Now back at UCI, Flores has continued digging into the issue. Sitting in a third-floor office decorated with portraits of artist Frida Kahlo, she recounts spending two years interviewing educators and parents in Compton and Rosemead for a new book, Latina Teachers: Creating Careers & Guiding Culture. Due out next year, it explores how Latino faculty preserve cultural identity among students, sometimes by surreptitiously “subverting workplace rules.” Her next book will focus on Latino physicians.
In addition to research and teaching, Flores mentors first-generation college students at UCI. From her own undergraduate days, working two jobs to avoid being a financial drain on her parents, she knows the difficulties of trying to juggle study time with family obligations. “For many first-generation students, college is an economic sacrifice,” she says. “Don’t be afraid to seek help, and be sure to see an academic counselor.”
“I was a late bloomer in terms of education,” says David Igler, a UCI professor of history. “While many of the kids around me came from families with extensive education in their background, mine did not. My father was a construction inspector and my mother a secretary. Although she liked to say she attended business school, it was secretarial training she completed in Des Moines, Iowa, in 1944. She really knew how to take shorthand!”
Although going to college may not have been a regular topic of conversation at home, it was frequently discussed at Palo Alto Senior High School. “Being in the shadow of Stanford University helped create a unique educational environment,” Igler says. “I had friends who were in honors and AP classes, but I certainly was not, because my parents didn’t know such a track existed.”
His academic awakening came during his sophomore year, when he began writing for the school newspaper. “That was when I finally kicked it into gear,” he said. “I loved journalism and went on to edit the school paper during my senior year.”
Some of Igler’s friends suggested he go to a liberal arts college to pursue a degree in journalism. It just so happened that a good friend was already attending Wesleyan University and convinced him it was the place to be. Igler was also attracted to the school’s Middletown, Conn., location, because he “wanted to get as far away from Northern California as possible.”
Once there, he discovered that most of the students were far better prepared than he was to navigate the college experience. Undaunted, Igler earned bachelor’s and master’s degrees in American studies in just five years, with plans to become a high school teacher or a journalist.
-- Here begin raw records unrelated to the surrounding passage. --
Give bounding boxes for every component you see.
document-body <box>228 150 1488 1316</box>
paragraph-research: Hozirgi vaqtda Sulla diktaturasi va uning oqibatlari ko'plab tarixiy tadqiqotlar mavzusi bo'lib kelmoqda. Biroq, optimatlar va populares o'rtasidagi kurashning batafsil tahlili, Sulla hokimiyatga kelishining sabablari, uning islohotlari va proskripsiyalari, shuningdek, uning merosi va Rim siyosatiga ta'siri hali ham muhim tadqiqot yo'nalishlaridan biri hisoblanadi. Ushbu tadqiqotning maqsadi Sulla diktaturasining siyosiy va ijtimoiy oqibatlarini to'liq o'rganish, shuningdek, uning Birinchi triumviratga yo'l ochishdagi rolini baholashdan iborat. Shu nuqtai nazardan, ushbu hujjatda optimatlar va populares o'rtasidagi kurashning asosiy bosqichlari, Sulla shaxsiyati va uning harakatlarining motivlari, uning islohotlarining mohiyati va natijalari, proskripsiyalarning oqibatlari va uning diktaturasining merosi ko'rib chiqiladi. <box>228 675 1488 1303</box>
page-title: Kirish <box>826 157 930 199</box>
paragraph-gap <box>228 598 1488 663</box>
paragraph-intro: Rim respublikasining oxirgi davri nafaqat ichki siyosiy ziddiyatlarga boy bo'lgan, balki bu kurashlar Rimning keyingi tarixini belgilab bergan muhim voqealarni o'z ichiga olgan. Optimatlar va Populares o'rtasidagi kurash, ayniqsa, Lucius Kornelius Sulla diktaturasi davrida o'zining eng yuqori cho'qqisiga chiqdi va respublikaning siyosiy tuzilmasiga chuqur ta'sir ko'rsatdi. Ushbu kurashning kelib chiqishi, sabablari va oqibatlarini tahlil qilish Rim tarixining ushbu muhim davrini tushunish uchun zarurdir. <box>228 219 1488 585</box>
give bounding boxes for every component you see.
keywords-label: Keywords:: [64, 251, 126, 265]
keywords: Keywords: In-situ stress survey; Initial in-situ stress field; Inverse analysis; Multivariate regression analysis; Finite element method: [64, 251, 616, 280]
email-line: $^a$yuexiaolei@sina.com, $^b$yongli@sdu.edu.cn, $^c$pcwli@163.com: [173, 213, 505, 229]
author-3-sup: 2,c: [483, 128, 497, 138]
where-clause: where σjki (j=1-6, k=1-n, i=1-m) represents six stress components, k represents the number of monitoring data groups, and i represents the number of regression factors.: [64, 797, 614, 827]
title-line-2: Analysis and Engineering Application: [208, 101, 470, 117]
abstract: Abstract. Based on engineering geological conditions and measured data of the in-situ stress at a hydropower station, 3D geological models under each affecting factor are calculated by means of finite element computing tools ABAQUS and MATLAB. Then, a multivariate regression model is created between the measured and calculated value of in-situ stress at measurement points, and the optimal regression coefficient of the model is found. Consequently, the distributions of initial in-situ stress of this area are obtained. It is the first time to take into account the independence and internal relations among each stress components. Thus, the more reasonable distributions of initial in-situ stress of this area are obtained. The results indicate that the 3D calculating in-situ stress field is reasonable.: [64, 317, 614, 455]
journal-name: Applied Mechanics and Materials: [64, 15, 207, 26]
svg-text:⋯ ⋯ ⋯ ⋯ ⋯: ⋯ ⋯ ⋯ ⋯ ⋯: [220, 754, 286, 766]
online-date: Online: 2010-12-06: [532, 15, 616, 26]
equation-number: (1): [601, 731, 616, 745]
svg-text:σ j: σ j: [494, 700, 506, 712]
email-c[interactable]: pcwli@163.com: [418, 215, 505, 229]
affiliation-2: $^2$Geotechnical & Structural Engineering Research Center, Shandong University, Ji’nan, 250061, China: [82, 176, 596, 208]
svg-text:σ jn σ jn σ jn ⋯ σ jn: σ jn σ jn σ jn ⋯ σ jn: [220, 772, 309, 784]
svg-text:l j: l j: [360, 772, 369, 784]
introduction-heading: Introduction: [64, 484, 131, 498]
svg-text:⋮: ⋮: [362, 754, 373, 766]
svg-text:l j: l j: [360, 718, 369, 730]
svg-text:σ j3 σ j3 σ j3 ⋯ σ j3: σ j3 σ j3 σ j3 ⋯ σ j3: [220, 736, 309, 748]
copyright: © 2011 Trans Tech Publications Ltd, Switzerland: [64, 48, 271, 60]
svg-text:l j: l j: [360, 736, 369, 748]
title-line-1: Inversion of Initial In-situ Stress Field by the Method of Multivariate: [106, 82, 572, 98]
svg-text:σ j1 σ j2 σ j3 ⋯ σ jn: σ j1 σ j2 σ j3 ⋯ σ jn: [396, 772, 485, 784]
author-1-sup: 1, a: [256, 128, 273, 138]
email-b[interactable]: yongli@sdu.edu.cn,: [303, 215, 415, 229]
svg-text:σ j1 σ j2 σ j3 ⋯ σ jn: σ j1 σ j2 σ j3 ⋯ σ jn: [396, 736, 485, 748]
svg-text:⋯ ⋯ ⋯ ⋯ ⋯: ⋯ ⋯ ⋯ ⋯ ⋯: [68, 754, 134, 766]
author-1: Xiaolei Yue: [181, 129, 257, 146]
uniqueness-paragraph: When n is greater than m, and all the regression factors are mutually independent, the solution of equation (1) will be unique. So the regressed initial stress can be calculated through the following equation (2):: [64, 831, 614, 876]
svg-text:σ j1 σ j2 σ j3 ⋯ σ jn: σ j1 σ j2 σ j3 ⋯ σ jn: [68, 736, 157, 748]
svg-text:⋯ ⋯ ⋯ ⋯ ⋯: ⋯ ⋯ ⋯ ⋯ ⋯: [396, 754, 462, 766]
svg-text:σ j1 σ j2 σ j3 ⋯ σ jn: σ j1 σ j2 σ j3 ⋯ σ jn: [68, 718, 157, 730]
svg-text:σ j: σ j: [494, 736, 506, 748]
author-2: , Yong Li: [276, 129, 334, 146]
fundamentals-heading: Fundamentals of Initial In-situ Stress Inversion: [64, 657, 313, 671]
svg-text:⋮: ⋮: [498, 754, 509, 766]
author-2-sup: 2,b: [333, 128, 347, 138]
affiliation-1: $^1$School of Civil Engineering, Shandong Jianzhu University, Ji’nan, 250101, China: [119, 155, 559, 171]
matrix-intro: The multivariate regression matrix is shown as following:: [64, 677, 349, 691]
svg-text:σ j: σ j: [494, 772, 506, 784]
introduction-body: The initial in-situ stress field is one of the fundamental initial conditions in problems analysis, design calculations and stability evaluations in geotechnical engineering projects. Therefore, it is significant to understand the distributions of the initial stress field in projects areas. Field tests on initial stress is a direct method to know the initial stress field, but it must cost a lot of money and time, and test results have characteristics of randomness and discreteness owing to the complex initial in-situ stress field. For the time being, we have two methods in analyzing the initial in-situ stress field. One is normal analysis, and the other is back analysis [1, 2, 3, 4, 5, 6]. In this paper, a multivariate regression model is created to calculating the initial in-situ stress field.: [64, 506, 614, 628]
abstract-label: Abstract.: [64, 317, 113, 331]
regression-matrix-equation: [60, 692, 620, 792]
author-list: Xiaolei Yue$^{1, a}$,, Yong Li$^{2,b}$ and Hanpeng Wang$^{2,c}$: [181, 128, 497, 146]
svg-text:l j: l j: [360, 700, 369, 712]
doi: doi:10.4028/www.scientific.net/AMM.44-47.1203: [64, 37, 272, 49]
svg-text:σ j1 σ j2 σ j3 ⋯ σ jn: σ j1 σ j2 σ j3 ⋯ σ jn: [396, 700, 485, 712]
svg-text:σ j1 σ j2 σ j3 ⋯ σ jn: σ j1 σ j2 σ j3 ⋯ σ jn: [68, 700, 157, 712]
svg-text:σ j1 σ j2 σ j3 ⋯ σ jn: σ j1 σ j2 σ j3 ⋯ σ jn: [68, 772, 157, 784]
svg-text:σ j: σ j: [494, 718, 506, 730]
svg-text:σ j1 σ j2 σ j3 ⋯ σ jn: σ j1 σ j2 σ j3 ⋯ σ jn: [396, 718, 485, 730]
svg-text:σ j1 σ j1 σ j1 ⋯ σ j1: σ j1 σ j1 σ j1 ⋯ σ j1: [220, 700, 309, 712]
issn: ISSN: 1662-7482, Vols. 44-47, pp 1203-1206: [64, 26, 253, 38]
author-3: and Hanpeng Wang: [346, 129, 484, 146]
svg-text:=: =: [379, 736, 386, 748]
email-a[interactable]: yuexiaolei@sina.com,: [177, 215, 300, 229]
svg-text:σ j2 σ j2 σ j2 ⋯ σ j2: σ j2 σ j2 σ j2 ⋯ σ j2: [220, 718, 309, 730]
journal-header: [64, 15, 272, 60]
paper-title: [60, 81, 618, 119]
“One’s success at college usually comes down to putting in the long hours and picking the right path,” he says. “I had some incredible advisers – professors who not only turned me on to the world of ideas, but also modeled what an academic career could look like. It was their example that inspired me to continue my education, so I came back to California and got my Ph.D. in history at UC Berkeley in 1996.”
Igler has been teaching at UCI since 2004, and although he doesn’t consider himself a role model, he does think it’s very important to share his background with today’s first-generation students.
“They need to know that some of their professors are not from a long line of professional ancestors. In fact, many of us went through a similar process of finding our way through the college experience,” Igler says. “As professors, it’s our job to mentor individually as well as to teach classes. Most of us are very receptive to mentoring undergraduates, and we first-generation faculty members are thrilled at the opportunity to talk with first-generation students.”